The beck was a true friend. It piped when they danced, leaped when they sang, and mourned when they were sorrowful. To Barbara, as to her great-grandmother, it told stories of the days of old. For it had seen the midnight raids of the moss-troopers, had baffled the hounds when they came on a man-hunt up the dale, and had, more than once, had its clear waters stained with blood. But to-night it wakened more intimate memories in Barbara's mind.
She lay, soothed into drowsiness, while the events of her life passed before her like pictures upon a screen, light and dark, monotonous, or many-coloured, they came and went, and she looked at them as a painter may look at the early work of his hands, and trace in it those ideas which experience has since matured. She had not allowed herself to meditate in this way for a long time. Some of her memories had still the power to cast her weeping upon the ground. But now, whether lulled into semi-consciousness by the beck, or subdued by the near approach of death, she saw and handled, with unimpassioned feelings, that which had been painted out of her heart's blood. It was as though she had been lifted to a higher sphere, where the inner significance of life was understood and where the crude pattern it had been worked into here, was there transformed into a thing of perfect beauty.
So the night wore away. The moon vanished, and rain came down with the rushing sound of steady pouring.
Barbara put more turf on the fire, stole across the floor, and stood looking down upon the yellow, parchment-like face, lying high upon the piled-up pillows. Then she went back to her couch. She had a feeling to-night, which she could not explain to herself, that the tale of her own days was written. Her life was becoming like the fly-leaf in a book, which lies between the end of the story and the cover—a blank, white page, where nothing more would be transcribed, no further adventure; neither new phase of thought, nor struggle of flesh and spirit. The excitements and turmoils were ended, the passions had been fought and, when that page was turned, the book would be shut. Barbara's life had been bound up with her great-grandmother's, and she could not imagine it apart from her. So blank did it appear that she had not made any plans for her future, when the masterful old woman should lie no longer in the four-poster, but have exchanged it for a narrower, colder bed.
Lucy had written to say that her sister must come and live with her, or, if she would not consent to such a plan, come for a long visit. Barbara knew that she would do neither; Peter would not expect her to, and he would understand her refusal. He and Lucy were happy at their new home, but she must never darken it.

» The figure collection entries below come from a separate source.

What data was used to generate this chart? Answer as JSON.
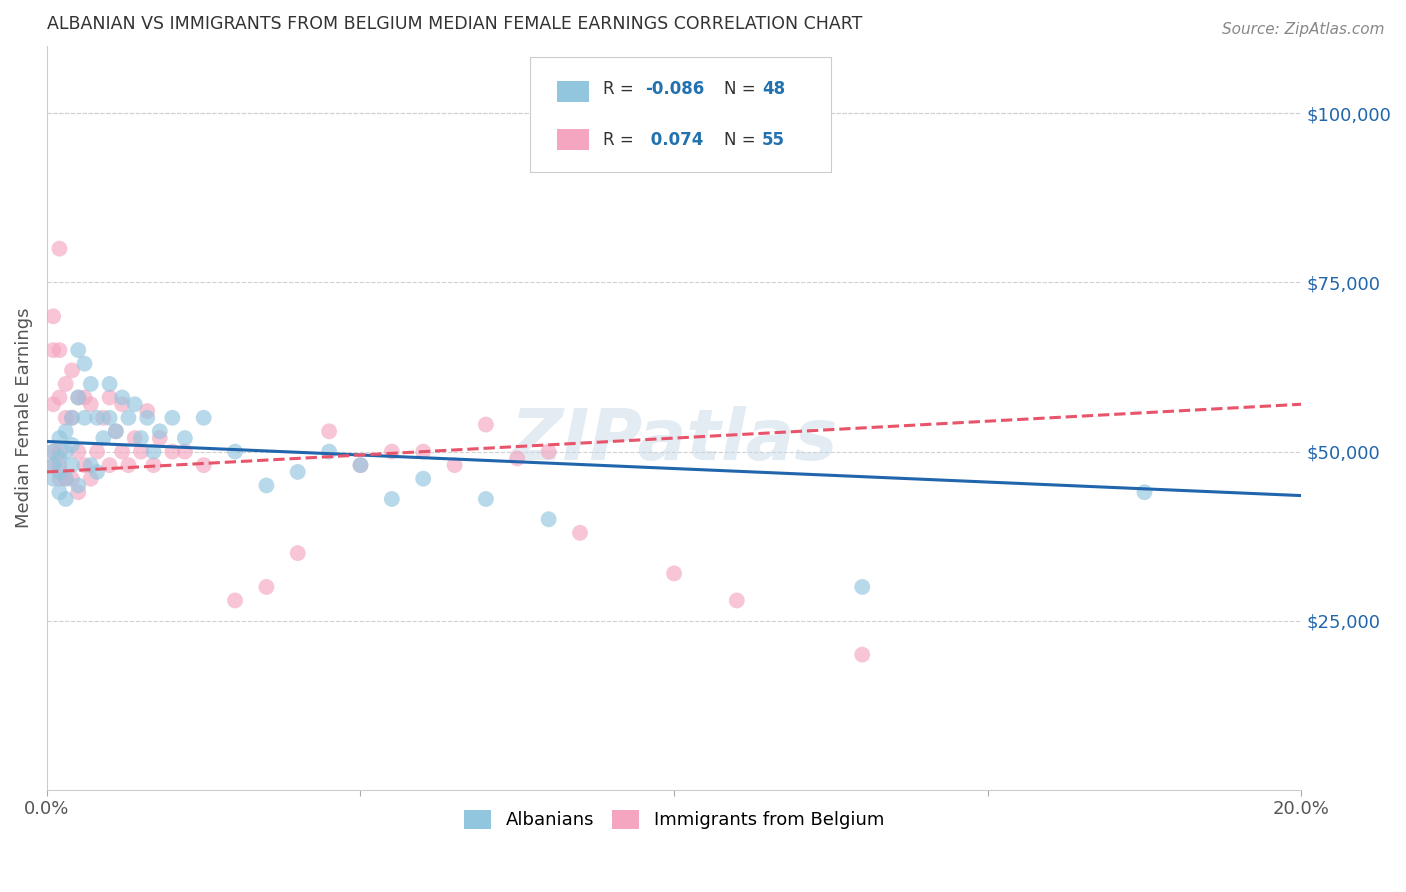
{
  "title": "ALBANIAN VS IMMIGRANTS FROM BELGIUM MEDIAN FEMALE EARNINGS CORRELATION CHART",
  "source": "Source: ZipAtlas.com",
  "ylabel": "Median Female Earnings",
  "xlim": [
    0,
    0.2
  ],
  "ylim": [
    0,
    110000
  ],
  "xticks": [
    0.0,
    0.05,
    0.1,
    0.15,
    0.2
  ],
  "xtick_labels": [
    "0.0%",
    "",
    "",
    "",
    "20.0%"
  ],
  "ytick_labels_right": [
    "$25,000",
    "$50,000",
    "$75,000",
    "$100,000"
  ],
  "ytick_positions_right": [
    25000,
    50000,
    75000,
    100000
  ],
  "legend_labels": [
    "Albanians",
    "Immigrants from Belgium"
  ],
  "legend_R_alb": "-0.086",
  "legend_R_bel": "0.074",
  "legend_N_alb": "48",
  "legend_N_bel": "55",
  "blue_color": "#92c5de",
  "pink_color": "#f4a6c0",
  "blue_line_color": "#2166ac",
  "pink_line_color": "#e8546a",
  "watermark": "ZIPatlas",
  "blue_trend_x0": 0.0,
  "blue_trend_y0": 51500,
  "blue_trend_x1": 0.2,
  "blue_trend_y1": 43500,
  "pink_trend_x0": 0.0,
  "pink_trend_y0": 47000,
  "pink_trend_x1": 0.2,
  "pink_trend_y1": 57000,
  "albanians_x": [
    0.001,
    0.001,
    0.001,
    0.002,
    0.002,
    0.002,
    0.002,
    0.003,
    0.003,
    0.003,
    0.003,
    0.004,
    0.004,
    0.004,
    0.005,
    0.005,
    0.005,
    0.006,
    0.006,
    0.007,
    0.007,
    0.008,
    0.008,
    0.009,
    0.01,
    0.01,
    0.011,
    0.012,
    0.013,
    0.014,
    0.015,
    0.016,
    0.017,
    0.018,
    0.02,
    0.022,
    0.025,
    0.03,
    0.035,
    0.04,
    0.045,
    0.05,
    0.055,
    0.06,
    0.07,
    0.08,
    0.13,
    0.175
  ],
  "albanians_y": [
    50000,
    48000,
    46000,
    52000,
    49000,
    47000,
    44000,
    53000,
    50000,
    46000,
    43000,
    55000,
    51000,
    48000,
    65000,
    58000,
    45000,
    63000,
    55000,
    60000,
    48000,
    55000,
    47000,
    52000,
    60000,
    55000,
    53000,
    58000,
    55000,
    57000,
    52000,
    55000,
    50000,
    53000,
    55000,
    52000,
    55000,
    50000,
    45000,
    47000,
    50000,
    48000,
    43000,
    46000,
    43000,
    40000,
    30000,
    44000
  ],
  "belgium_x": [
    0.001,
    0.001,
    0.001,
    0.001,
    0.001,
    0.002,
    0.002,
    0.002,
    0.002,
    0.002,
    0.002,
    0.003,
    0.003,
    0.003,
    0.004,
    0.004,
    0.004,
    0.005,
    0.005,
    0.005,
    0.006,
    0.006,
    0.007,
    0.007,
    0.008,
    0.009,
    0.01,
    0.01,
    0.011,
    0.012,
    0.012,
    0.013,
    0.014,
    0.015,
    0.016,
    0.017,
    0.018,
    0.02,
    0.022,
    0.025,
    0.03,
    0.035,
    0.04,
    0.045,
    0.05,
    0.055,
    0.06,
    0.065,
    0.07,
    0.075,
    0.08,
    0.085,
    0.1,
    0.11,
    0.13
  ],
  "belgium_y": [
    70000,
    65000,
    57000,
    50000,
    48000,
    80000,
    65000,
    58000,
    50000,
    48000,
    46000,
    60000,
    55000,
    46000,
    62000,
    55000,
    46000,
    58000,
    50000,
    44000,
    58000,
    48000,
    57000,
    46000,
    50000,
    55000,
    58000,
    48000,
    53000,
    57000,
    50000,
    48000,
    52000,
    50000,
    56000,
    48000,
    52000,
    50000,
    50000,
    48000,
    28000,
    30000,
    35000,
    53000,
    48000,
    50000,
    50000,
    48000,
    54000,
    49000,
    50000,
    38000,
    32000,
    28000,
    20000
  ]
}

As she had lived, a lonely shepherd lass upon the mountains, so she would continue to live, a lonelier woman, finding solace among the stern grandeur of her native land.
Worn out by her long watch, Barbara fell into a light sleep. She slept as tranquilly as a child, and, for an hour or more, the deep breathing of Mistress Lynn and her great-granddaughter was the only sound of life in the room.
Shadows moved about with the flickering firelight, and, when the candle guttered to its socket, they came and stood round the bed, like noiseless spirits, watching the figure there, which lay so still, that it looked as if it had already sunk into the quiet composure of death. Towards morning, in that cold hour before the dawn, Barbara was wakened by a voice calling her.